Steers hitched to the two sledges outside were standing with their thick necks bent down. The necks were not relaxed. They were taut as if the animals were preparing for an enemy. As Sam looked one of them raised its head a little, opened its mouth and gave a bellow. The other moved restlessly and planted its forefeet further apart in the mud. A cold northwest wind had come up as if a storm was getting ready to break. Yet there was so little snow in the air the mountains across Laurel Creek could be seen very clearly. Sam looked at them, then let the sack slide off his shoulders and spoke to the others.

“Something's a-happening up yonder,” he said.

He spoke quietly. But the others sensed an unusual inflection in his voice. There was excitement in it, and some apprehension. They came and stood about him.

The long summits of Choah and Little Snowbird were completely hidden by a snowstorm. Lower down the trees and bushes were visible. On top the sheets of snow curled and bellied like clothes hung out on a line in a high wind.

Fraser sniffed at the air. He gave another look at the storm raging on top of the mountains. Then he buttoned his short coat to the neck.

“I'd best be getting across that ford,” he said. “Something's about to break loose.”

His anxiety was felt by the other men. They left Hal Swain alone in the store and went out to the sledges.

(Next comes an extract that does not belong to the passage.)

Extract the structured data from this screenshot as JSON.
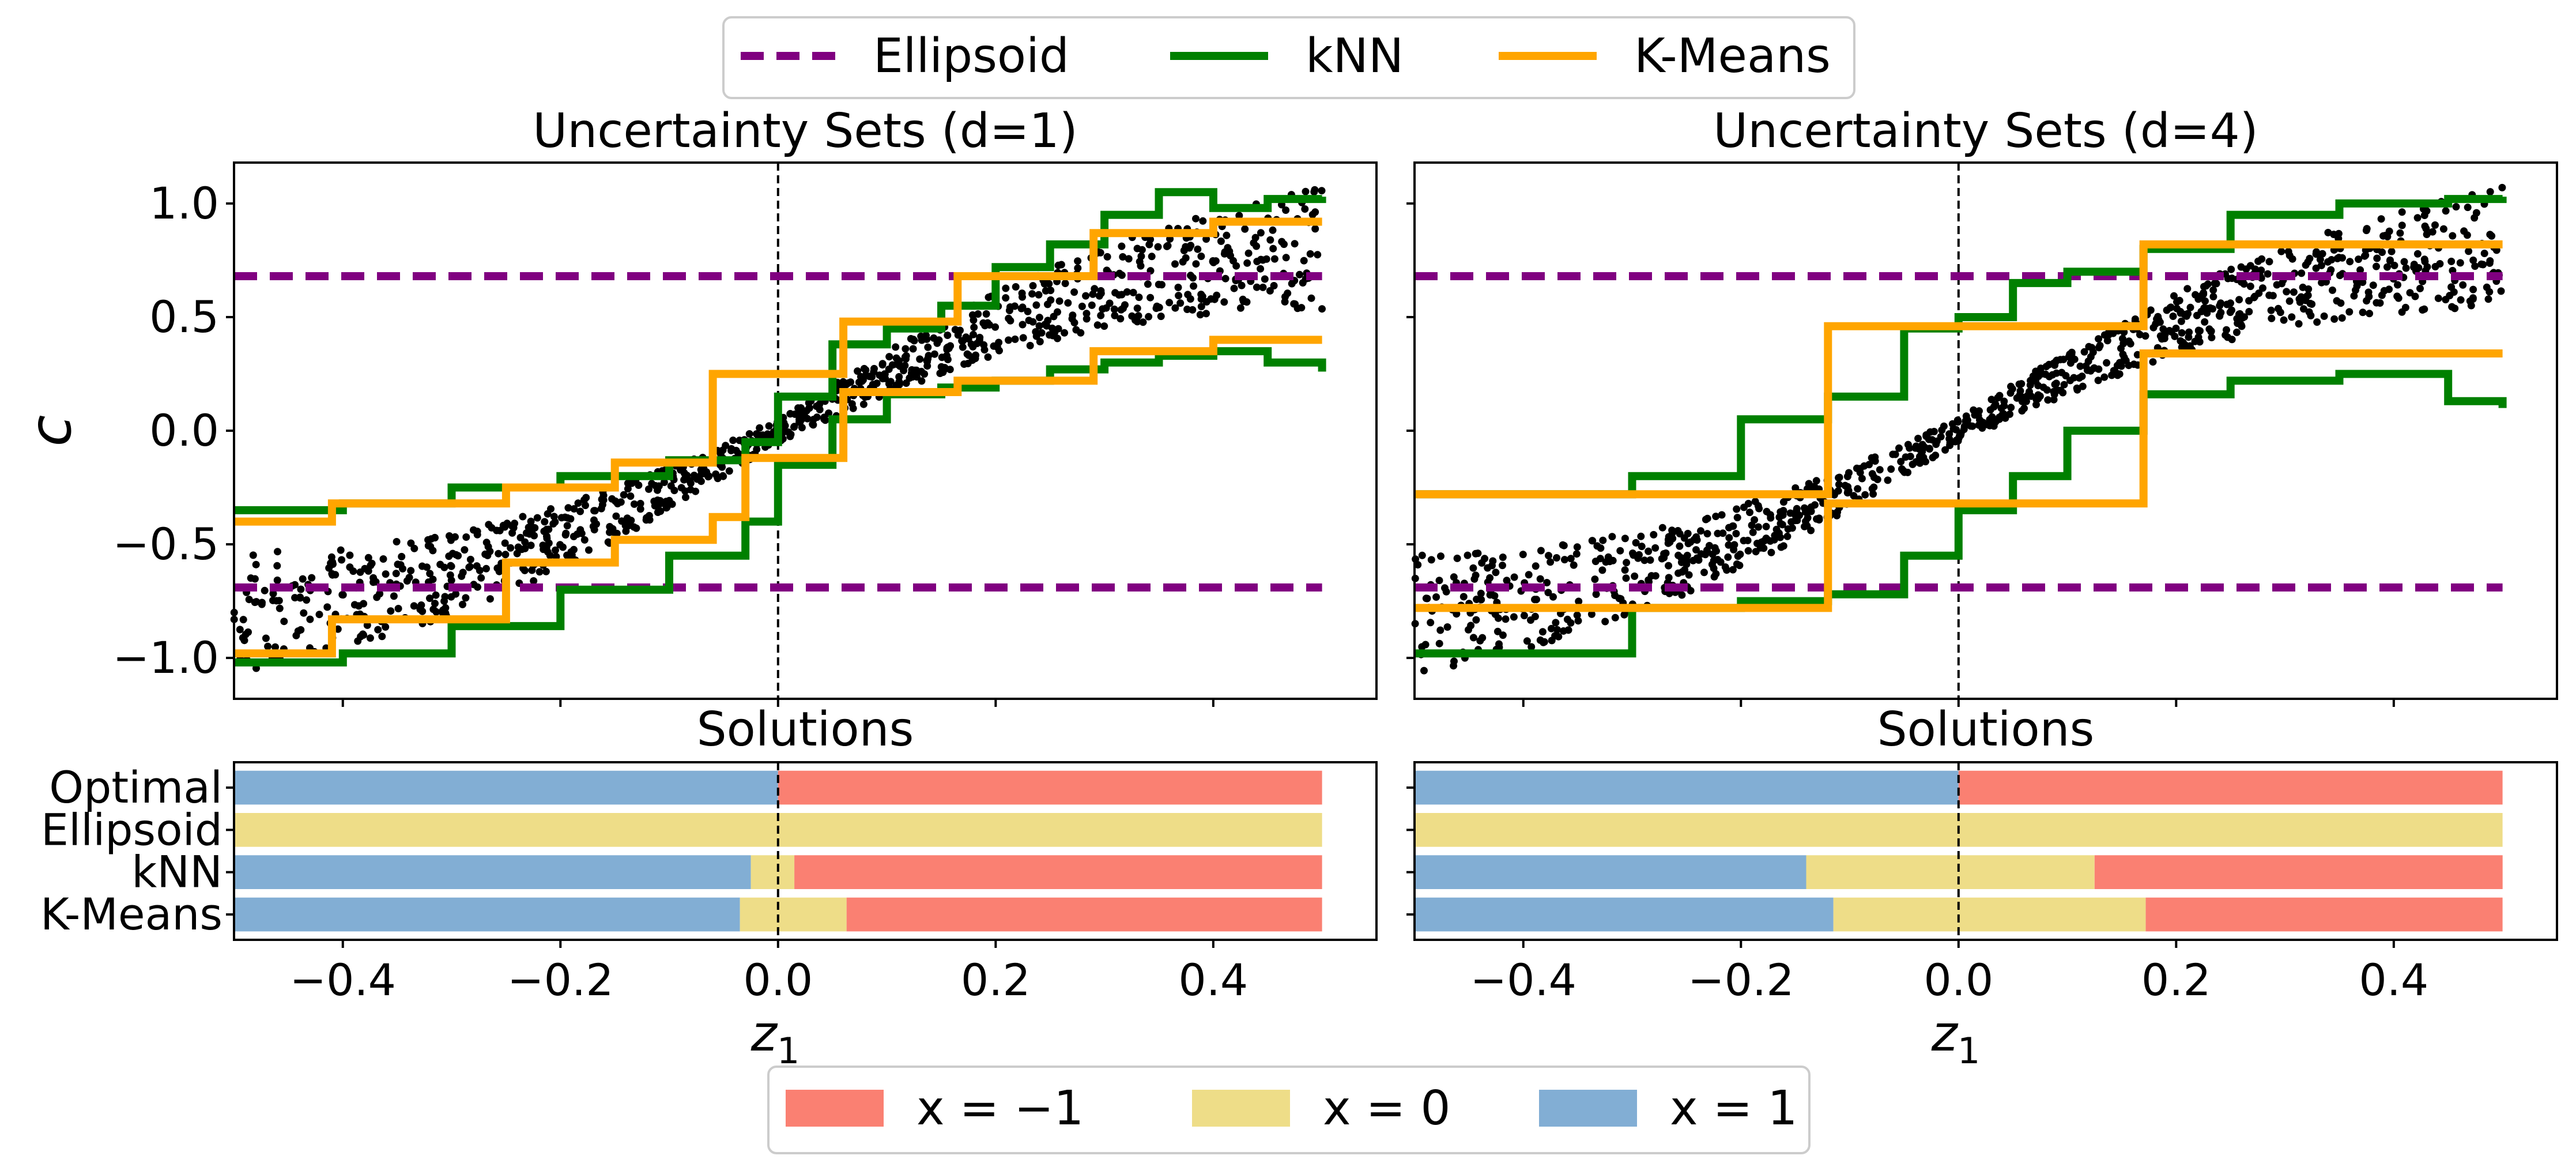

Jim Hawkins climbed up with Sam McEachern, for his cabin was on the same side of the creek as Sam's. Fraser drove away behind them. The sledges with their wooden runners bumped uncomfortably over the rocks in the deep ruts. Sam Wesley slung the sack of meal across his shoulder and limped behind them until he turned to the left toward Possum Hollow.

Half an hour later dark came suddenly over the whole region. Thick whirlwinds of snow filled the coves and valleys so that each isolated cabin was cut off more than ever from the world around it. The wind howled through the trees like a pack of hounds let loose.

Doors were shut against the storm except in places where the men were out hunting for the precious animals they had neglected to shelter. At these cabins there was much activity. Women stood outside the doors with the snow stinging their faces like wasps and called to their men, or crawled to meet them, trying to make their shrill voices heard above the wind. The excited cries went on until the absent ones staggered in.

The same thing was repeated in Siler's Cove, where the McClure cabin sat far down between mountains. In fair weather it was like a tiny boat in the trough of huge waves. Since the blizzard began the cabin was obliterated. It had become a part of the blank whiteness from which nothing stood out.

Granpap Kirkland and Emma McClure's two sons had ventured out to find the steer and cow. When they did not return Emma stood outside the door and screamed to them. She could not stand long against the strong wind. It blew her against the wall of the cabin with the force of a strong man's fist. Leaning over she held to the woodblock that served as a step and kept up intermittent screams until the others returned. They came crawling on hands and knees, and she did not see them until they were right on her, and Granpap called into her ear that they were safe.